Haines won't be jailed for theft of two cars

Son of state senator will continue treatment and home detention

August 12, 1999|By Mary Gail Hare | Mary Gail Hare,SUN STAFF

A Carroll Circuit Court judge allowed yesterday Matthew Keith Haines, 35, to remain on home detention through Jan. 10, and ordered him to pay nearly $2,000 in restitution to two women whose cars he stole last year.

Haines, son of state Sen. Larry E. Haines, pleaded guilty in May to the thefts.
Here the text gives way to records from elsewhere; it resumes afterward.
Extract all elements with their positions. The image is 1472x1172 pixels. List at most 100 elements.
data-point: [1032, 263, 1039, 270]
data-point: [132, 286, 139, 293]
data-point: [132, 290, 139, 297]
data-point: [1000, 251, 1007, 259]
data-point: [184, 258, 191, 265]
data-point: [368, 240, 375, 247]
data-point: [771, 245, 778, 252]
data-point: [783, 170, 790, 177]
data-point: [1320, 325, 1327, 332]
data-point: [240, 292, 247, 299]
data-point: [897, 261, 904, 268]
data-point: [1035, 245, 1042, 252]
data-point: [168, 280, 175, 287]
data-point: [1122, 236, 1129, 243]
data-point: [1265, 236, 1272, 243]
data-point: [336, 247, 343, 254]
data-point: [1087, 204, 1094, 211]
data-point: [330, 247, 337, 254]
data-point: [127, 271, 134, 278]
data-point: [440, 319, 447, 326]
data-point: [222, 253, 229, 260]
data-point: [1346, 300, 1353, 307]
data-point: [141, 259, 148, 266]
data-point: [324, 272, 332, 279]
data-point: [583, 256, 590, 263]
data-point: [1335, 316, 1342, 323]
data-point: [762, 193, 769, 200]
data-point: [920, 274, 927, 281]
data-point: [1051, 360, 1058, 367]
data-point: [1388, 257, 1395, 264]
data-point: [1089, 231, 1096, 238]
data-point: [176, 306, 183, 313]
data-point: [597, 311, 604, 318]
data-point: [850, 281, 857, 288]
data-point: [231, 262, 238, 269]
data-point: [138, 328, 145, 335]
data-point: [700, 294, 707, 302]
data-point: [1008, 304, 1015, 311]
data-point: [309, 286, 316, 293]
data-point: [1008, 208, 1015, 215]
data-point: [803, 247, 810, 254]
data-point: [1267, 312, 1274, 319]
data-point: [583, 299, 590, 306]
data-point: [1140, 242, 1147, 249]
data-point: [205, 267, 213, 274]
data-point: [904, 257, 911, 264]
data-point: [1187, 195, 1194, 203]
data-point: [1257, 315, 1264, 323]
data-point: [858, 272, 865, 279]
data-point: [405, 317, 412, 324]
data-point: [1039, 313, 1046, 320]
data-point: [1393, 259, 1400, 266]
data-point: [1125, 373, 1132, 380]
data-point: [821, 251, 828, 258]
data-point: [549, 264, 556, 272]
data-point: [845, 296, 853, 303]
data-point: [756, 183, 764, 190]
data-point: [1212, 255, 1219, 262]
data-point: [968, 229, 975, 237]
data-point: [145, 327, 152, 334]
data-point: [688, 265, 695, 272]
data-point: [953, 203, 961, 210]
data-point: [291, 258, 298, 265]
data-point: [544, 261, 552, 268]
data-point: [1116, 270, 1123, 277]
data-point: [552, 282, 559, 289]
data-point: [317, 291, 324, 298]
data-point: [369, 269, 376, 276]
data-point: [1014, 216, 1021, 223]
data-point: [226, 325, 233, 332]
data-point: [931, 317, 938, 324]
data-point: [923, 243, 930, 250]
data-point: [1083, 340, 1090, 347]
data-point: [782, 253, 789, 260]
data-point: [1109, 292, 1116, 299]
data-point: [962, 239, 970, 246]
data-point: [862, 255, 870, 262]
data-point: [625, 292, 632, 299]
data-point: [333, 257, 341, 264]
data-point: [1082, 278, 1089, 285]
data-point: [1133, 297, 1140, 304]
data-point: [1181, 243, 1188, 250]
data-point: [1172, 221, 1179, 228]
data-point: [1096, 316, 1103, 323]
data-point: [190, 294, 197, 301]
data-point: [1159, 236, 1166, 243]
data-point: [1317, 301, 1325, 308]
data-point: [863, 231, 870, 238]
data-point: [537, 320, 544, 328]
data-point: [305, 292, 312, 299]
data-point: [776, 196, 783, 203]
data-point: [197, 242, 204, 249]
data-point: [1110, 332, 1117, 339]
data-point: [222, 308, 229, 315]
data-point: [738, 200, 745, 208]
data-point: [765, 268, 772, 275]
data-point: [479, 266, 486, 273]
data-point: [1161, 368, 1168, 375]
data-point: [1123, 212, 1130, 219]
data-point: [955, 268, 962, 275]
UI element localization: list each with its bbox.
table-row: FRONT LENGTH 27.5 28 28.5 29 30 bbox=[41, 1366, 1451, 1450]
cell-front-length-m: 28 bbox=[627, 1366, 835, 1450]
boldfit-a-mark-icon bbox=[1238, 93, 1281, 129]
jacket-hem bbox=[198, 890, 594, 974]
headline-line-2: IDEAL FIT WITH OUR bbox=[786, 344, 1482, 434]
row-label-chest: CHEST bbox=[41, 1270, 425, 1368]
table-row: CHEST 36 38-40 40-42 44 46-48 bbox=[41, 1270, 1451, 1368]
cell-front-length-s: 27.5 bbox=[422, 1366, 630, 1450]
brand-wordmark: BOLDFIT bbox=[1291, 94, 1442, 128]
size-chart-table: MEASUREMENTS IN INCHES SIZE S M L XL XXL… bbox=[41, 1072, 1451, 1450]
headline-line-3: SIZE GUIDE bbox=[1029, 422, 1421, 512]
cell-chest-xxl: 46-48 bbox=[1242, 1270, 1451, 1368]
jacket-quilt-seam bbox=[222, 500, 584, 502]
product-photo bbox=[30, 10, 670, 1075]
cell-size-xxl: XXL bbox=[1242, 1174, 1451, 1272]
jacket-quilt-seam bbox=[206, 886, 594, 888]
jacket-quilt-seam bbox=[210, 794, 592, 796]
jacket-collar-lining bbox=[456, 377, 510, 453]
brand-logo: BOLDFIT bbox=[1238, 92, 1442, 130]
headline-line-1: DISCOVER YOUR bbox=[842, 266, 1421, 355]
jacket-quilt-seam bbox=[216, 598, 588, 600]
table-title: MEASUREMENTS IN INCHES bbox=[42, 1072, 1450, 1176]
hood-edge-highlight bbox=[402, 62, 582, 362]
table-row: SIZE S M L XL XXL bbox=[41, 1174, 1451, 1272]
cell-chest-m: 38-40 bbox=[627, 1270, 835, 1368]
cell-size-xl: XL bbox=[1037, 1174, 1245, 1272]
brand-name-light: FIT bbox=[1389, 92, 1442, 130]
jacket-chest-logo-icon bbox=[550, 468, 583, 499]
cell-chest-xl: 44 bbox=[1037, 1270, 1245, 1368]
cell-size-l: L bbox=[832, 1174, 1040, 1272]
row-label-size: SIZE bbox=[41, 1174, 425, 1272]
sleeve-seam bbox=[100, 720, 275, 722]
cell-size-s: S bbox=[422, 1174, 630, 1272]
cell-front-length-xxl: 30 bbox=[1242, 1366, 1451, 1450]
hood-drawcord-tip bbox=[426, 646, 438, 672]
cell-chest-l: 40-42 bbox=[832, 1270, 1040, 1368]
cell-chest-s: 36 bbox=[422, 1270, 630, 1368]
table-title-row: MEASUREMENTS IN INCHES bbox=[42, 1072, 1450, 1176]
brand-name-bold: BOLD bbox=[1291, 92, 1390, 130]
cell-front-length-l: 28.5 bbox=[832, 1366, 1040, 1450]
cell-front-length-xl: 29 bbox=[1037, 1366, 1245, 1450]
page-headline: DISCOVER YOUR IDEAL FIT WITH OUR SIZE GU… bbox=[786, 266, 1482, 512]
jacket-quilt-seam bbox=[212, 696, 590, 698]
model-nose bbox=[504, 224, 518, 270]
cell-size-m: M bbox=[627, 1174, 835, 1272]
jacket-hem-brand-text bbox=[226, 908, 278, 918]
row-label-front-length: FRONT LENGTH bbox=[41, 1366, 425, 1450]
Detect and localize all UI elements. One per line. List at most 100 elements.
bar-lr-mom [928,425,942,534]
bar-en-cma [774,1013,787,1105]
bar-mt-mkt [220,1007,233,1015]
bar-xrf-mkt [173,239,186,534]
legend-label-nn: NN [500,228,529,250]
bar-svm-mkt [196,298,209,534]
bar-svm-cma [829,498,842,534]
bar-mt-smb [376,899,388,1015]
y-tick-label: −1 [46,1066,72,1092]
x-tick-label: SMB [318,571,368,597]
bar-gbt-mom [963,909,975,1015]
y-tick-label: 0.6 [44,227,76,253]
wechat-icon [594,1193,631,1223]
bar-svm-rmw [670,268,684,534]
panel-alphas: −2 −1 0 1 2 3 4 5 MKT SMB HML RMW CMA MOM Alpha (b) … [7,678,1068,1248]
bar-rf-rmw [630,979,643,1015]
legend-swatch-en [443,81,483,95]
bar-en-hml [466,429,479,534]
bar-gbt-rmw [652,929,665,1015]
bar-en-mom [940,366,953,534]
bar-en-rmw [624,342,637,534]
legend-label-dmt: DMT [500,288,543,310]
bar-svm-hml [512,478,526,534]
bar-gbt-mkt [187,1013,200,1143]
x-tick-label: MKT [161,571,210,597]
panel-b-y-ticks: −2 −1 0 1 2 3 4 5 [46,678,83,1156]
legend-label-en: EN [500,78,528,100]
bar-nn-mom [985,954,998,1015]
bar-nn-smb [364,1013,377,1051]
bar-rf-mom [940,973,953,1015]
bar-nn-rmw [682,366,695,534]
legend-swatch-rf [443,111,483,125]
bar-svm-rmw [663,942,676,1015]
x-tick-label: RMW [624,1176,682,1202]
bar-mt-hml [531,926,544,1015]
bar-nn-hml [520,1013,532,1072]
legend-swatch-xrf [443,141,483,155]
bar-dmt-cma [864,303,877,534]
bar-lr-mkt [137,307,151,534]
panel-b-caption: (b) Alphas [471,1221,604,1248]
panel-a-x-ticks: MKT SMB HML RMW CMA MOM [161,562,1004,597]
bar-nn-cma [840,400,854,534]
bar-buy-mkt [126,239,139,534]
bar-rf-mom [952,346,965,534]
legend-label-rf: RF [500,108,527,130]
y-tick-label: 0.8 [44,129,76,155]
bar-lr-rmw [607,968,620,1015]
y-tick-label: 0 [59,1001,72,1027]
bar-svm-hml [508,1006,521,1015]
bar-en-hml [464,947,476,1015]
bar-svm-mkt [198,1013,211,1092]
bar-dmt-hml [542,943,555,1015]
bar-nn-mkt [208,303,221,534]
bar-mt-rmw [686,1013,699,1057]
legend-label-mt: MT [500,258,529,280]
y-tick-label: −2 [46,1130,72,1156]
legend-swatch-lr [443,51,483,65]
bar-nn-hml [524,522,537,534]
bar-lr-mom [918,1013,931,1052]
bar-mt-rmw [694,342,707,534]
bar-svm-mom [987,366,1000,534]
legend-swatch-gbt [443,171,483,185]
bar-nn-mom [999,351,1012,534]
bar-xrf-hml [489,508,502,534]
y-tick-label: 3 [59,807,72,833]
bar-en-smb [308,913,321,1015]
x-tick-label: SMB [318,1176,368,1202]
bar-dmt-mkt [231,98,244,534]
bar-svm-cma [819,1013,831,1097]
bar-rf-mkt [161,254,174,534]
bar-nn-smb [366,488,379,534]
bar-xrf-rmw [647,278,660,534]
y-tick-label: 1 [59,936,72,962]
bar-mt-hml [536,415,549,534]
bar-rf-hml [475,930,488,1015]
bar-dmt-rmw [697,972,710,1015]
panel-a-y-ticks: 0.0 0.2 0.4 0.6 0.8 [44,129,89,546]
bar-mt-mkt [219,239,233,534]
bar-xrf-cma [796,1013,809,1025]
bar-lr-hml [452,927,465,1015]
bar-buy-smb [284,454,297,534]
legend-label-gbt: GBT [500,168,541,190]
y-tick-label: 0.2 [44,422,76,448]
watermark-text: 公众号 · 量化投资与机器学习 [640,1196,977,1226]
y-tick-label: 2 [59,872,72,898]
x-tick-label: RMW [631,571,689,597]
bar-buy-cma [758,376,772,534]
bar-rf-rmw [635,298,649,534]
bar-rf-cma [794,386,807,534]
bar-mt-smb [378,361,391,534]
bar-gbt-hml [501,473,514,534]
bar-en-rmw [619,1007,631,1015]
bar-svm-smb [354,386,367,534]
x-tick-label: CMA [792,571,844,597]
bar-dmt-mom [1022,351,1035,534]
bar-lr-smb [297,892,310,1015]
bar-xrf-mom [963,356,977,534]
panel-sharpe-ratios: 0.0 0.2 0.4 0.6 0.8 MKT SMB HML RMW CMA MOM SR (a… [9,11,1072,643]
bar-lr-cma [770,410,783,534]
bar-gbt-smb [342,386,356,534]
On two occasions last fall, Matthew Haines took car keys from the purses of two women in restaurants.

"We will see where it goes from here," said Matthew Haines as he left the courthouse yesterday. "I am looking forward to a second chance."

Before sentencing, he addressed the court, saying, "I apologize to the victims, my family and friends."

Judge Luke K. Burns Jr. imposed the maximum five-year sentence for both offenses, but suspended incarceration in favor of home detention.

"What you did was really stupid and would not have happened unless alcohol was involved," Burns said. "You had to know you would be caught."

Haines, who has been confined to his home since December, will be allowed to go to work and to treatment sessions for alcoholism and depression. He spent about a month in jail after his arrest in November.

Timothy P. Schlauch, executive director of Alert, a private home-detention program, said at the hearing that Haines is monitored 24 hours a day and reports to him weekly. Haines has progressed, said Schlauch.

"He is more open and productive as a person," said Schlauch. "He knows he has to stay sober."

Tom Manus, program director of New Life Counseling Services, said Haines completed an intensive treatment program in June. "Matt is facing his problem, and realizes he was going nowhere by using alcohol and drugs," said Manus.

Howard County Deputy State's Attorney I. Matthew Campbell Jr. said Haines was motivated by the prospect of serious consequences for his crimes. He argued for some period of incarceration.

Burns said home detention has proven beneficial to Haines and added, "I am willing to give you the opportunity to continue with it."

When the home detention ends in January, Haines will be placed on probation for five years, the first two of which will be supervised. The judge ordered him to participate in Alcoholics Anonymous for 90 days and to continue psychiatric treatment.

"You look real good today, as opposed to Dec. 17," Burns said. "I don't want to see you in here again."